Here’s a Christmas cracker riddle for you:

Question – What is the difference between the British fishing industry and the NHS?

Answer – No difference – they are both the bait for trade agreements – fishing in 1972, and the NHS at some future date when the government will be so desperate for economic growth that the NHS will be offered up to US corporate healthcare interests.

The more you think about it, the greater the similarity.  The fishing fleet and the NHS are both national icons, two of the few things that make us proud to be British and are thought to be the envy of the world.

In its heyday, the fishing fleet provided a major part of the nation’s protein, was the mainstay of the economy along the east coast, and provided dangerous but often well-paid work for generations of men.

It was severely damaged in the UK’s agreement to enter the Common Market (as it was then), with rights to fish within what had previously been British waters shared with other European countries, and trawlers being allocated a quota of fish they were entitled to catch.

A fishing frenzy followed, with over-fishing reducing stocks in key fishing grounds like the North Sea. Increased competition for a more limited catch led to a huge loss of traditional fishing capacity, with many small enterprises selling out their quotas to the highest bidder and going for an easier life – the slipper skippers.

Despite the passage of time and the fact that those fishermen who stayed in business did so by selling a large proportion of their fish into European markets, the fishing community organised itself to campaign hard for a leave result in the referendum.

In 1972 they had suffered a historic injustice, being the bait the UK offered up to gain entry.  Injustice enters the soul, and stays there through the generations, and so fishermen – whose catch will be subject to a 40% tariff in the EU if there is no deal – argued strongly to leave.

The UK does not have many enticing pieces of bait left, but the NHS, with £135bn to be spent in 2021, has potentially rich pickings for US private health care interests.  Since 2012 it has been structured as a market rather than a planned public service, with commissioners required to put services out to tender.

This process has not gone smoothly, with many contracted out services failing because the price control exerted within the NHS made it difficult to make money.  Despite that, there is now major penetration of NHS budgets by private interests.

For example, Virgin Health have contracts for 30% of England’s community health services, and almost 50% of the revenue of private hospitals now comes from NHS patients who are paid for out of the public purse. The cavalier approach of policy makers to patient safety in private hospitals (see the report by the Centre for Health and the Public Interest).  But much of this privatisation goes on by stealth, with government ministers and senior NHS officials consistently denying the reality of the penetration of the NHS by the market.

What compels them into denial is the persistence of the collective values of the NHS in the public’s mind. Protecting the NHS is a highly salient issue, and one reason why this government has sought to detoxify its stewardship record by pumping in extra money to start flowing in time for a 2022 general election.

But faced with the kind of economic decline that a no-deal Brexit promises, and needing to tempt the US to be a trade partner, the NHS could have the same role at the fishing industry as the bait  that opens those opportunities.

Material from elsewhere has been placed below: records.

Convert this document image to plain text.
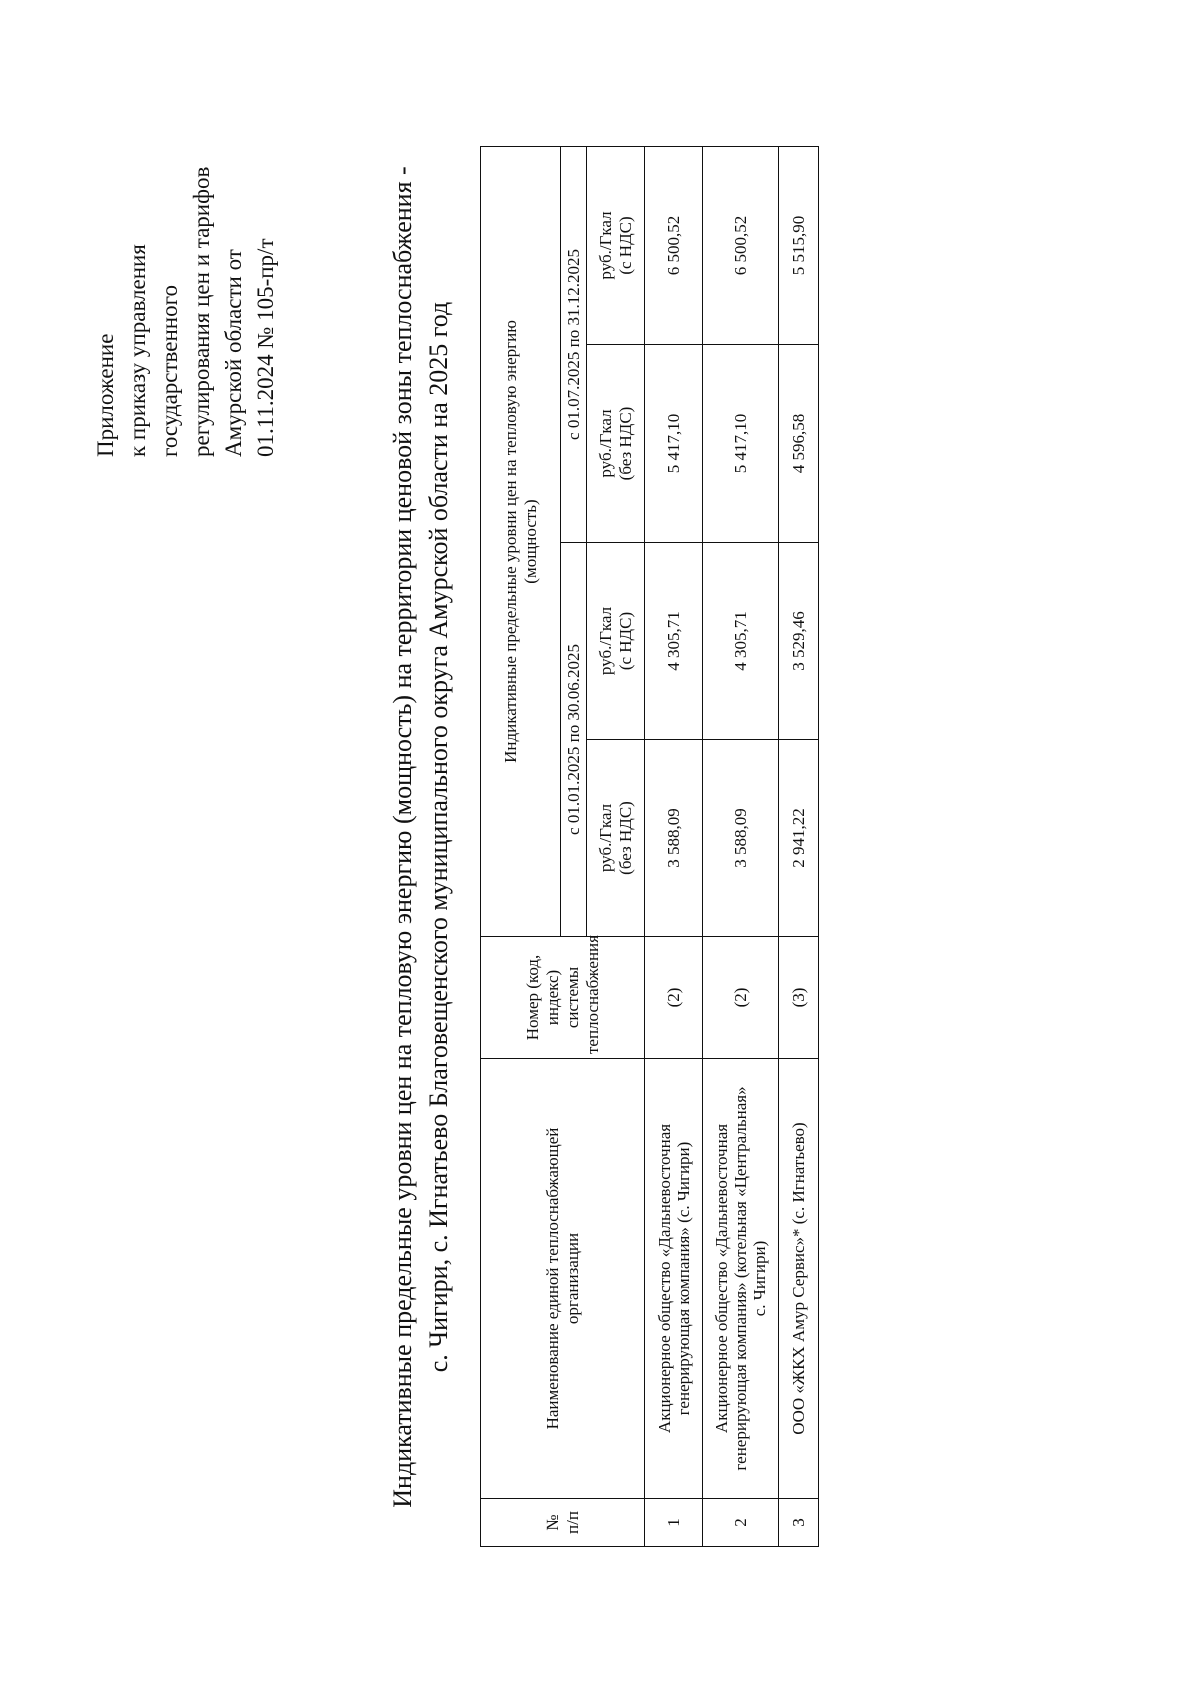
Приложение к приказу управления государственного регулирования цен и тарифов Амурской области от 01.11.2024 № 105-пр/т	Индикативные предельные уровни цен на тепловую энергию (мощность) на территории ценовой зоны теплоснабжения - с. Чигири, с. Игнатьево Благовещенского муниципального округа Амурской области на 2025 год
№ п/п	Наименование единой теплоснабжающей организации	Номер (код, индекс) системы теплоснабжения	Индикативные предельные уровни цен на тепловую энергию (мощность)			

			с 01.01.2025 по 30.06.2025		с 01.07.2025 по 31.12.2025	

			руб./Гкал (без НДС)	руб./Гкал (с НДС)	руб./Гкал (без НДС)	руб./Гкал (с НДС)

1	Акционерное общество «Дальневосточная генерирующая компания» (с. Чигири)	(2)	3 588,09	4 305,71	5 417,10	6 500,52
2	Акционерное общество «Дальневосточная генерирующая компания» (котельная «Центральная» с. Чигири)	(2)	3 588,09	4 305,71	5 417,10	6 500,52
3	ООО «ЖКХ Амур Сервис»* (с. Игнатьево)	(3)	2 941,22	3 529,46	4 596,58	5 515,90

There are two problems with this strategy. The first is that the EU itself, through the Transatlantic Trade and Investment Partnership – the trade deal it is still trying to conclude with the EU – has already used the NHS as bait.

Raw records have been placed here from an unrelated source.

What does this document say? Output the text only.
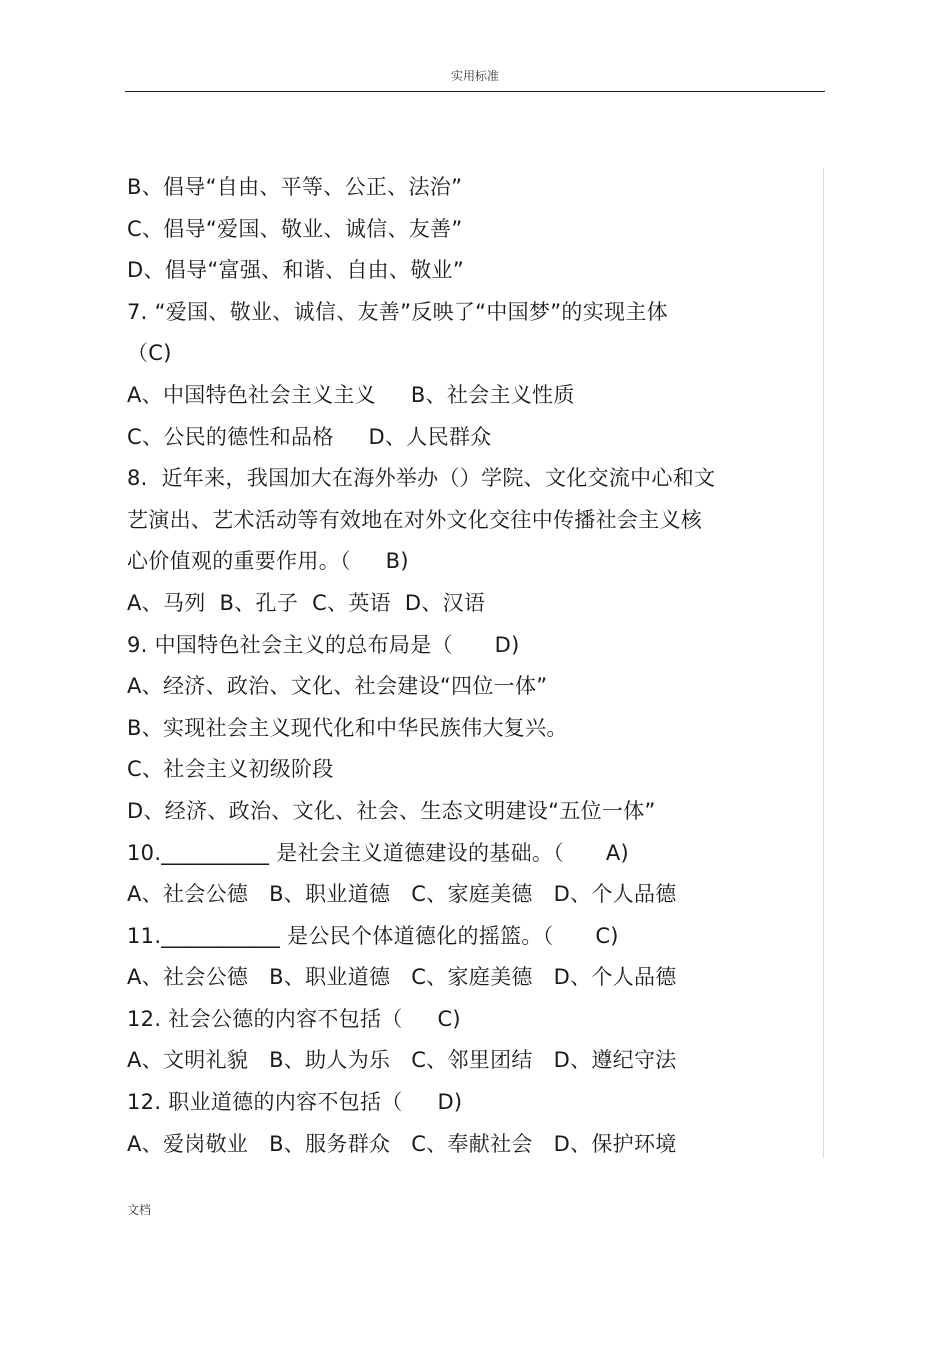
实用标准
B、倡导“自由、平等、公正、法治”
C、倡导“爱国、敬业、诚信、友善”
D、倡导“富强、和谐、自由、敬业”
7. “爱国、敬业、诚信、友善”反映了“中国梦”的实现主体
（C)
A、中国特色社会主义主义     B、社会主义性质
C、公民的德性和品格     D、人民群众
8.  近年来，我国加大在海外举办（）学院、文化交流中心和文
艺演出、艺术活动等有效地在对外文化交往中传播社会主义核
心价值观的重要作用。（     B)
A、马列  B、孔子  C、英语  D、汉语
9. 中国特色社会主义的总布局是（      D)
A、经济、政治、文化、社会建设“四位一体”
B、实现社会主义现代化和中华民族伟大复兴。
C、社会主义初级阶段
D、经济、政治、文化、社会、生态文明建设“五位一体”
10.__________ 是社会主义道德建设的基础。（      A)
A、社会公德   B、职业道德   C、家庭美德   D、个人品德
11.___________ 是公民个体道德化的摇篮。（      C)
A、社会公德   B、职业道德   C、家庭美德   D、个人品德
12. 社会公德的内容不包括（     C)
A、文明礼貌   B、助人为乐   C、邻里团结   D、遵纪守法
12. 职业道德的内容不包括（     D)
A、爱岗敬业   B、服务群众   C、奉献社会   D、保护环境
文档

The British government could have kept the NHS out of the trade deal, as the French government did with its cultural industries, but they chose not to since the neoliberal philosophy behind the trade deal was very much in line with their own.

Although the deal appears to have fallen apart, it almost certainly whetted the appetite of US healthcare interests who will no doubt use their lobbying power to put a deal with the UK back on the agenda.

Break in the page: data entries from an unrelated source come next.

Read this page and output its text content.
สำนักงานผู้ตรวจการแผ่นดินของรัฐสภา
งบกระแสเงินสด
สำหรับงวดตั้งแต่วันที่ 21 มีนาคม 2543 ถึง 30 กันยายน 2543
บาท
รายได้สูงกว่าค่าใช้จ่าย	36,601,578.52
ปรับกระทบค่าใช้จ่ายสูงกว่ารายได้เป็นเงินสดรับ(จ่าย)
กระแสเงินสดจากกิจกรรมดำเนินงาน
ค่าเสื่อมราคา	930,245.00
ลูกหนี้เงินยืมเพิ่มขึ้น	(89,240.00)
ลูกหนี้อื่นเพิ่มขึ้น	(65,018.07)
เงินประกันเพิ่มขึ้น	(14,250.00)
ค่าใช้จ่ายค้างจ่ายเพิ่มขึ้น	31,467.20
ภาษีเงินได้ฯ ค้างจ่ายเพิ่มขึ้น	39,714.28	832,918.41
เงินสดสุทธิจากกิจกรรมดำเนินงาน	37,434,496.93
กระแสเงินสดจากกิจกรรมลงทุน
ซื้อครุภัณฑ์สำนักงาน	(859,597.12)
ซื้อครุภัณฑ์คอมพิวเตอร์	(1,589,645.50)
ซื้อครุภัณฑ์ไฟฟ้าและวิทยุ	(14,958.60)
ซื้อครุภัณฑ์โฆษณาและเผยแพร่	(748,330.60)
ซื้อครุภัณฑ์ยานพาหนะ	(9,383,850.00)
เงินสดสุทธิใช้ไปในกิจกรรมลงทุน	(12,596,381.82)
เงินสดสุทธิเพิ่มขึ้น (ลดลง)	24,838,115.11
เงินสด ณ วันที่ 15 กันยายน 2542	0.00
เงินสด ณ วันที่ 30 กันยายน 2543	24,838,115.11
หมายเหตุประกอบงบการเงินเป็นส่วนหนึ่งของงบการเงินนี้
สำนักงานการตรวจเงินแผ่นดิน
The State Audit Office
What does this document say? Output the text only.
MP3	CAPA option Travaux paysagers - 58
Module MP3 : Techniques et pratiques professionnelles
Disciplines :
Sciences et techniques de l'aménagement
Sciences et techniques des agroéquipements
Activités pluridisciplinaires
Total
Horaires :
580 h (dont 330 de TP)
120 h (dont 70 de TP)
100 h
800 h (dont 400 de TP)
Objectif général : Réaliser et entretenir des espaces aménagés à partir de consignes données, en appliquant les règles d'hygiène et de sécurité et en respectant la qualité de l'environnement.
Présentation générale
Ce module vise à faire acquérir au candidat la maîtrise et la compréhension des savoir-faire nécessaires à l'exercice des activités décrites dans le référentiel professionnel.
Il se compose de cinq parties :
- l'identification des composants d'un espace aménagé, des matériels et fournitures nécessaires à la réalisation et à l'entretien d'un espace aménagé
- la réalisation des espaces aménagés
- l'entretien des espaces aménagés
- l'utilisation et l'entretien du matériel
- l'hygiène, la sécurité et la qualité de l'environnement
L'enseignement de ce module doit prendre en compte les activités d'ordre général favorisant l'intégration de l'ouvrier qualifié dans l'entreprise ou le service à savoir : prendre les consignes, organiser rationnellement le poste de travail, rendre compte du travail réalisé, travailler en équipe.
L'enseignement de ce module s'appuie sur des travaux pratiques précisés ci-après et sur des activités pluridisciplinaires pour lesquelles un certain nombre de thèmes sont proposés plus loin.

The second problem is about the attractiveness of the UK’s health provision. Experience in the last few years has shown that the private sector cannot work within the existing model and make a profit. The public sector in health is cheaper.

The answer is to change the model, making it possible to close some hospitals, capitalise on assets, restrict the range of services offered on the NHS while simultaneously marketing private provision, dilute the proportion of professionally qualified staff providing the service so that unit costs go down (although quality and outcomes go down at the same time).

These are all policies currently being undertaken by senior staff in the NHS, and they could do much more if required.  All it needs is for the political calculation to change from the present attempt to detoxify threats to the core values of the NHS in the hope of reducing its salience, to the likely desperation of a government after Brexit to find positive sources of economic growth.

By Sue Richards, co-chair of the Centre for Health and the Public Interest. She was a professor in the School of Public Policy at the University of Birmingham.